Steavenson pointed out that it cost “between $25 and $30 to charge”, then went on to say that he and sister Alice “stopped six times to charge at that price” in just one day. He added that Hertz’s website states that renting a Tesla is “always cheaper than petrol” – something he said was not true for him.
Steavenson reportedly said an agent for Hertz told him the company had “no idea why they’re in trouble.” He also claimed the agent said they received “nothing but Tesla calls” that day.
A Hertz representative, contacted by Insider for comment, said the company had “experienced no significant increase in customer communications about their EV rentals’ battery.” “However, battery range varies by vehicle manufacturer and can be affected by multiple factors, including weather and driving conditions.”
According to Steavenson, Hertz recommended picking up a new ride from the nearest branch. So he did, but said the venue “didn’t have Teslas or even the equivalent,” so he returned home “in a Nissan Rogue Sport.”
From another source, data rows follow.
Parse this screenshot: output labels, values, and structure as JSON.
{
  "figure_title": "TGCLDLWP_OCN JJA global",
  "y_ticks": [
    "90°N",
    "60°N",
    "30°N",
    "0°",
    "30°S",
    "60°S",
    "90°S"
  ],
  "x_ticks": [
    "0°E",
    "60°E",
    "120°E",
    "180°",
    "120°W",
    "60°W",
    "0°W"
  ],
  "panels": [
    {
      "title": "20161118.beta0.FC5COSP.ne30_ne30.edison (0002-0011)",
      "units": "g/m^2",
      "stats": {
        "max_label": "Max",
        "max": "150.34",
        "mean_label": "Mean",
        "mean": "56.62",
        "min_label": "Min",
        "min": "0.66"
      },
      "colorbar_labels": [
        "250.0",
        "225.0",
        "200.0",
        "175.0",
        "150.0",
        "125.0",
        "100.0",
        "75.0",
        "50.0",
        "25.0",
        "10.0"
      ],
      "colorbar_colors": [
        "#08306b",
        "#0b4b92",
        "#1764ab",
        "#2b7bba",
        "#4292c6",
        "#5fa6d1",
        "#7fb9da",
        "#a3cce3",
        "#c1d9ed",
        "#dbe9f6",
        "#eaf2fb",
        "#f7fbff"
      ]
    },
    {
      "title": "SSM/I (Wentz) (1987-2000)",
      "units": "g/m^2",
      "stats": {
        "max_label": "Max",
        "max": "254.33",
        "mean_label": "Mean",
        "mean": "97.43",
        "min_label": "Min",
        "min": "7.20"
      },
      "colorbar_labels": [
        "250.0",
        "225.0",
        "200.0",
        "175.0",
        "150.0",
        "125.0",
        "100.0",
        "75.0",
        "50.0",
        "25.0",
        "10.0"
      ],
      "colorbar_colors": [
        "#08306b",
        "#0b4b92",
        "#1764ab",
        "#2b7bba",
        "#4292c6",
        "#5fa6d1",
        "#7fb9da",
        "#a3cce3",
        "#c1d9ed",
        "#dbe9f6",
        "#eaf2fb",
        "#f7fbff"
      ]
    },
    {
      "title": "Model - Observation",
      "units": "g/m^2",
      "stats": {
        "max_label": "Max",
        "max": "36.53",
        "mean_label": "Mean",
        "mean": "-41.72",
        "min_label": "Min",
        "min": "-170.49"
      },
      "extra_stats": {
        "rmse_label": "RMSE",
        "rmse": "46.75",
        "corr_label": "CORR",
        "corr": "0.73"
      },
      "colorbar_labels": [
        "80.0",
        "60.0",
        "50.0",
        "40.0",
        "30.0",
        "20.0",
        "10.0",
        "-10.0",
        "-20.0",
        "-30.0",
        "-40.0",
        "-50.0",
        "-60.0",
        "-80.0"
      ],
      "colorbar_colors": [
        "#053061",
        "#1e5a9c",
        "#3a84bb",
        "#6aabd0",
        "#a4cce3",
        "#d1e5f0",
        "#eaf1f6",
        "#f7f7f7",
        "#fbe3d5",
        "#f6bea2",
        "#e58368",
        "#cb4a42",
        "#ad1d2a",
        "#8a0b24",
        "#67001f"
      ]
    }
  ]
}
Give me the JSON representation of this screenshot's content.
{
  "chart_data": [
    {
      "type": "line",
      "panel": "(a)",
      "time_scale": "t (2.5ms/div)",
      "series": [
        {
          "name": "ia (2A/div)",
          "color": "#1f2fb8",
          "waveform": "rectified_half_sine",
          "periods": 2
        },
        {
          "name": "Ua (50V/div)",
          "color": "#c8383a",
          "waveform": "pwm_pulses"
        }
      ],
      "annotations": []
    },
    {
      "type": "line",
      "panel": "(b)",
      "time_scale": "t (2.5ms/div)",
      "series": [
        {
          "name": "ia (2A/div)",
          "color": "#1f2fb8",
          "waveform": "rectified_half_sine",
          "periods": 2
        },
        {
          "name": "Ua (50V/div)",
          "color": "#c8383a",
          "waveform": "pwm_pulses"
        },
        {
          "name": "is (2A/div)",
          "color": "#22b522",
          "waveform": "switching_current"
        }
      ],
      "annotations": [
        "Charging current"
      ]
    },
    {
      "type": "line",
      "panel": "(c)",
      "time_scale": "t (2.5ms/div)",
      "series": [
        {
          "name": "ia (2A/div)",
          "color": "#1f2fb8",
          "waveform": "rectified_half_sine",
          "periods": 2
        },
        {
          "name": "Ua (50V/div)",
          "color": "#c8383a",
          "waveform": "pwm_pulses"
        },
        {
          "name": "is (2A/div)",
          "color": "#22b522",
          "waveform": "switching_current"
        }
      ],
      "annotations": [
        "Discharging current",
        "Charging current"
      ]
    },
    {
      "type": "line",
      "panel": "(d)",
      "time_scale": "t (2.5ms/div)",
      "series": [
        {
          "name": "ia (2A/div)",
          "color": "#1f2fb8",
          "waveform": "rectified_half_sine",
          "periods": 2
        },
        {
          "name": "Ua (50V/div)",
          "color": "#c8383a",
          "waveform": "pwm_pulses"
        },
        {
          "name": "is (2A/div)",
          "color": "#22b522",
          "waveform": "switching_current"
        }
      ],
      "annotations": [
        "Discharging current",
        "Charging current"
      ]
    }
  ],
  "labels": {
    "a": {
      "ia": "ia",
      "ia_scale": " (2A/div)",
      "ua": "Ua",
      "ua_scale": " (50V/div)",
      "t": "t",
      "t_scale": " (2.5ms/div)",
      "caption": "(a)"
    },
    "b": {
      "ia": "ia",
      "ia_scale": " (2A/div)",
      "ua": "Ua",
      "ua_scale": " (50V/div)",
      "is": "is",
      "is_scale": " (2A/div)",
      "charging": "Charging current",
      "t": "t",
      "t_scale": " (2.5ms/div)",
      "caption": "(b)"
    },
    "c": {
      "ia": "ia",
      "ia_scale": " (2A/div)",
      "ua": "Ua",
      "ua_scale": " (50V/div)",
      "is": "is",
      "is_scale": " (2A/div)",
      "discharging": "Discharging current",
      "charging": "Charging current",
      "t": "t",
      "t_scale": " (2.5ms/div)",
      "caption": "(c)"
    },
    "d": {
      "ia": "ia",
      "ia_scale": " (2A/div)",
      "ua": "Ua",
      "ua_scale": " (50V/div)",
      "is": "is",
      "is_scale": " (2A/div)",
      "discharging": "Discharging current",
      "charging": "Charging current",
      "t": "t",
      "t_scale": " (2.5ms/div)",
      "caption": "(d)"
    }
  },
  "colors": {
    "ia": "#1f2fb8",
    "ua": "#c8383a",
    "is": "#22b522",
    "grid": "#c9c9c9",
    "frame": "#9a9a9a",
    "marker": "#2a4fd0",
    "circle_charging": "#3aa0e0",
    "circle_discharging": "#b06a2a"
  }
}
Business Insider noted another report from a Virginia radio host who said he was stranded after his Model S wouldn’t charge properly at 19 degrees Fahrenheit — the same host was featured in a New York Post breakdown published on December 29, 2022about viral videos of Tesla owners documenting their vehicles breaking down in extreme cold.
Customers who have had the same experience as the Steavensons are likely to notice: South Korea has fined Tesla $2.2 million on Monday for exaggerating “the driving range of its electric vehicles, which are found to be shorter in cold weather.”